Most of us know Norwegian painter Edvard Munch by his "Scream," which has continued to echo throughout our collective nightmares since the late 19th century. There are 11 iterations of the work, one of which recently sold for $120,000,000 at auction--none are featured in this exhibition, however.
"The Modern Eye," showing at the Tate Modern, shows Munch's later work from the 20th century. While we do not get to see the bloodcurdling agony of the night sky, we get more then our fair share of Munch-esque melancholy as seen through damp bedrooms, faceless murderers, vampires and wild manes of red hair.
Munch was born in 1863 in Lioten, Norway. His mother died when Munch was five and his sister soon after, leaving young Edvard and his siblings to be raised by their devout father, Christian. Their father would read Edgar Allen Poe stories before bed, while also using their mother's ghost to threaten them against misbehaving. The children were taught to fear their mother's ghost -- always hovering, watching. From this mix of ghost stories, religion and illness, Munch's vision was clouded by death, insanity and consumption from an early age. After a few failed affairs with women, sex became another symbol to be represented and feared, nearly as much as the others.
This bleak vision of life permeates Munch's oeuvre like a cold sweat. His works do not just paint disturbing images convincingly, they are clearly painted by one who is disturbed, physically and mentally. Scenes idyllic in subject matter gain an indescribable sense of lurking danger, as in "The Girls on the Bridge." In a scene Munch painted over and over, four women gaze out into the water, their backs facing the viewer. Munch seems very aware of the spectator's place in the work, approaching these oblivious women at what feels like a rapid pace. If the spectator only made it a few steps further, their shadow would appear in the water's reflection.
Most other works are far more blatant in their horror. "Red Virginia Creeper" features a ghoulish face, eyes agape, moving quickly toward the picture's edge. Pale as a corpse, the man's blank face makes it difficult to decipher if he is guilty or traumatized as he flees the quiet neighborhood behind him. The house oozes a mysterious red, the color of brick but the consistency of gushing blood.
Yet no image is as frightening as Munch's depiction of himself. While in his photographic self-portrait we see an arguably handsome man, his depiction of himself looks far more like Hannibal Lecter. A cartoonish blankness gives the sense of mental absence as Munch stares straight in your direction, seeing through you into the abyss.

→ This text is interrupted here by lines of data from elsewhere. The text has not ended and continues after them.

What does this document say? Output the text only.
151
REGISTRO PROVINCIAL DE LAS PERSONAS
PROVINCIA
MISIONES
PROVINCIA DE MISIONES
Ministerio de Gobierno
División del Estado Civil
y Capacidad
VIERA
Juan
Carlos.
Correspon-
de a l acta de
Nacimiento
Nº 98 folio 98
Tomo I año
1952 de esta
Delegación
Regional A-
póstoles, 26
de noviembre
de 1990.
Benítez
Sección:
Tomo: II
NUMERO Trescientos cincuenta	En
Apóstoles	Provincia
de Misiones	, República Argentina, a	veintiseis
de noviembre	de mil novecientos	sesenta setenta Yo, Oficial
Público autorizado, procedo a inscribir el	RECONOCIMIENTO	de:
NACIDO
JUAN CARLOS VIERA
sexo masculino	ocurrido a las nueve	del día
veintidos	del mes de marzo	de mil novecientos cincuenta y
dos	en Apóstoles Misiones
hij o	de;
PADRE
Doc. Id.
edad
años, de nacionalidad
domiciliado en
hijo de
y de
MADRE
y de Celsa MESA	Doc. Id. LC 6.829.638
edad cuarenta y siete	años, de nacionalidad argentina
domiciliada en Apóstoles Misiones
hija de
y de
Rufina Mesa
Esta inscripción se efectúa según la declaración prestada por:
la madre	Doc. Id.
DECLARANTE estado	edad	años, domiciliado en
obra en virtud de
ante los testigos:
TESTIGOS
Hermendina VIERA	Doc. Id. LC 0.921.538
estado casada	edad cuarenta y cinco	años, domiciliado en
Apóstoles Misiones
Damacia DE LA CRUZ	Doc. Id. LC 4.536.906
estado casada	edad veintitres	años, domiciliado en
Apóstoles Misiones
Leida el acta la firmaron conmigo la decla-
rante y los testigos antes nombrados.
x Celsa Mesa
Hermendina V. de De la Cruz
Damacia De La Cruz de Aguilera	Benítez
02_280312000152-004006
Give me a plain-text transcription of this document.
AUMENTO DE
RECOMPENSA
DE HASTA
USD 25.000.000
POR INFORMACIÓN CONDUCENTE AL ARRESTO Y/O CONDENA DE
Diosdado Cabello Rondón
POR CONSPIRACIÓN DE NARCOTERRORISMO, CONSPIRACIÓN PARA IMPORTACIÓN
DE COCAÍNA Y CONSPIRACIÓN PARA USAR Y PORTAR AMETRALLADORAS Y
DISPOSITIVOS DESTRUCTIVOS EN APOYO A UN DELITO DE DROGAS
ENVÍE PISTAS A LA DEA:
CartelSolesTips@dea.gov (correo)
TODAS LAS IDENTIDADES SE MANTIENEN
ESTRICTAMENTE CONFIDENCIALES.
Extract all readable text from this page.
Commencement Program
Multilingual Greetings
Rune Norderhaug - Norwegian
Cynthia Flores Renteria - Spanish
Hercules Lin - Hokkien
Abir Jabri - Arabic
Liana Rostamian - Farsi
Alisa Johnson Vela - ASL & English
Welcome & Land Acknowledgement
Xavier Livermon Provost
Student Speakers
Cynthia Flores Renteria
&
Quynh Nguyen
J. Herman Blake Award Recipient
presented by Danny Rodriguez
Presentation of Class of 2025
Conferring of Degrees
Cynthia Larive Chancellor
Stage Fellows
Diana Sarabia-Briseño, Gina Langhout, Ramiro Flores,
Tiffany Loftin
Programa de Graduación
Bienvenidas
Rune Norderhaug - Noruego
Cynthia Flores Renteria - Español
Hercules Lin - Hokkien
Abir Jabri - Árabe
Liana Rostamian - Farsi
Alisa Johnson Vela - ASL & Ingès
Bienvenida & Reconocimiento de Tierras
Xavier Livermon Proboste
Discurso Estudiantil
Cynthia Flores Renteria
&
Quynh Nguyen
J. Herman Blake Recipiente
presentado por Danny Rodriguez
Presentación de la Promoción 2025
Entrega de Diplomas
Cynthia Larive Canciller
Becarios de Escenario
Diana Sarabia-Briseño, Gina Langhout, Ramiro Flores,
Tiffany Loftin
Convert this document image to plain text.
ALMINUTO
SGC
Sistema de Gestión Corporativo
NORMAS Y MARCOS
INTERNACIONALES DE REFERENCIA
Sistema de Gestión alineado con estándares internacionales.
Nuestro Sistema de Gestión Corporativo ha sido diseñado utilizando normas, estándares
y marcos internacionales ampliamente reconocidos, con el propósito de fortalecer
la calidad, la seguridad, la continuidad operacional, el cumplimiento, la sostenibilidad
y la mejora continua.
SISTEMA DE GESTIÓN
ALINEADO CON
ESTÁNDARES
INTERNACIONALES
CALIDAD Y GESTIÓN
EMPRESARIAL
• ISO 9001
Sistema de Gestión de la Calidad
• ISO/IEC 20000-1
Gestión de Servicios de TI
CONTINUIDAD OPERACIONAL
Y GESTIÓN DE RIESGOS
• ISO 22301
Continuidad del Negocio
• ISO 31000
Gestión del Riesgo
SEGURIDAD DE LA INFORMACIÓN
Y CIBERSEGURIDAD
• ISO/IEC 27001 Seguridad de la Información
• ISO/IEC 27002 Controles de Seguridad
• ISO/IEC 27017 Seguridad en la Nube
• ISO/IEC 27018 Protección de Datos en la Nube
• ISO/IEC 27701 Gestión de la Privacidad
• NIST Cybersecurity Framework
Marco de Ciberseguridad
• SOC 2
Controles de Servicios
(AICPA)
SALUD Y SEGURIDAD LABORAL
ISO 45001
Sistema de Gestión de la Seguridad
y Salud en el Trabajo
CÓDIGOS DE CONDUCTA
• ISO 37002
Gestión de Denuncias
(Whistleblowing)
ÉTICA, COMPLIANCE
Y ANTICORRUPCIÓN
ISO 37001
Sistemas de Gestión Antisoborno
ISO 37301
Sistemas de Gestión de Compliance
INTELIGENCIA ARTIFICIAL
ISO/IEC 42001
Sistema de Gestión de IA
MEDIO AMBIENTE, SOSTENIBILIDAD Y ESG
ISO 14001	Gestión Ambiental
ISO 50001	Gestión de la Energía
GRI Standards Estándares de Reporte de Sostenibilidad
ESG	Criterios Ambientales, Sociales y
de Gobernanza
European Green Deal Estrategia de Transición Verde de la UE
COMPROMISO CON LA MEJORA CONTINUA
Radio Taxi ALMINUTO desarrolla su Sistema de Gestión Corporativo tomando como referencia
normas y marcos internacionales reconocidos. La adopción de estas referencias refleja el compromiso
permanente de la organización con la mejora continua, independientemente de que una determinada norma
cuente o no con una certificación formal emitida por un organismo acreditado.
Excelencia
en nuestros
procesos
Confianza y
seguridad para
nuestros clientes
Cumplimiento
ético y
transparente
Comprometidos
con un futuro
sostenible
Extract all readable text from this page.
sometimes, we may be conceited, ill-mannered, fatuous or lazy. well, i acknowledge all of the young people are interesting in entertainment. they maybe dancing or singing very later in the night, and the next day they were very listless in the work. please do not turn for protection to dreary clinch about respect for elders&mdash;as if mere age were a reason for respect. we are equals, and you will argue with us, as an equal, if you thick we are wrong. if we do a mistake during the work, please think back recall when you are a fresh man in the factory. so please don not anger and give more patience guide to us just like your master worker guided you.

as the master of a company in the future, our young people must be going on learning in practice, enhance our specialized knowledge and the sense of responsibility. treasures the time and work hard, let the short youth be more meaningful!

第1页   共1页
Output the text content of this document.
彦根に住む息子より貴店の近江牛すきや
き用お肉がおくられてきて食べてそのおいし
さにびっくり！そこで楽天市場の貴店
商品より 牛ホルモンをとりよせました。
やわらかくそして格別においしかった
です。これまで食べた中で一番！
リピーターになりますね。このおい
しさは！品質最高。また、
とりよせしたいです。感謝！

The exhibition's title "The Modern Eye" asks us to consider the ways in which Munch ushered art from the age of Realism and Impressionism into Otto Dix-style Expressionism. His images have a frantic speed to them that recalls early cinema and photography through a raised awareness of the spectator. His serial imagery has garnered comparison to Walter Benjamin's "The Work of Art in the Age of Mechanical Reproduction," seen as working to blur the distinction between original and copy. Yet the visceral power of the works overshadows their imprints in Western art's evolution. While Munch's aesthetic style did age, his tone did not. It is not the technique of the paintings that make him one of the most famous painters of all time but their uncanny ability to scream.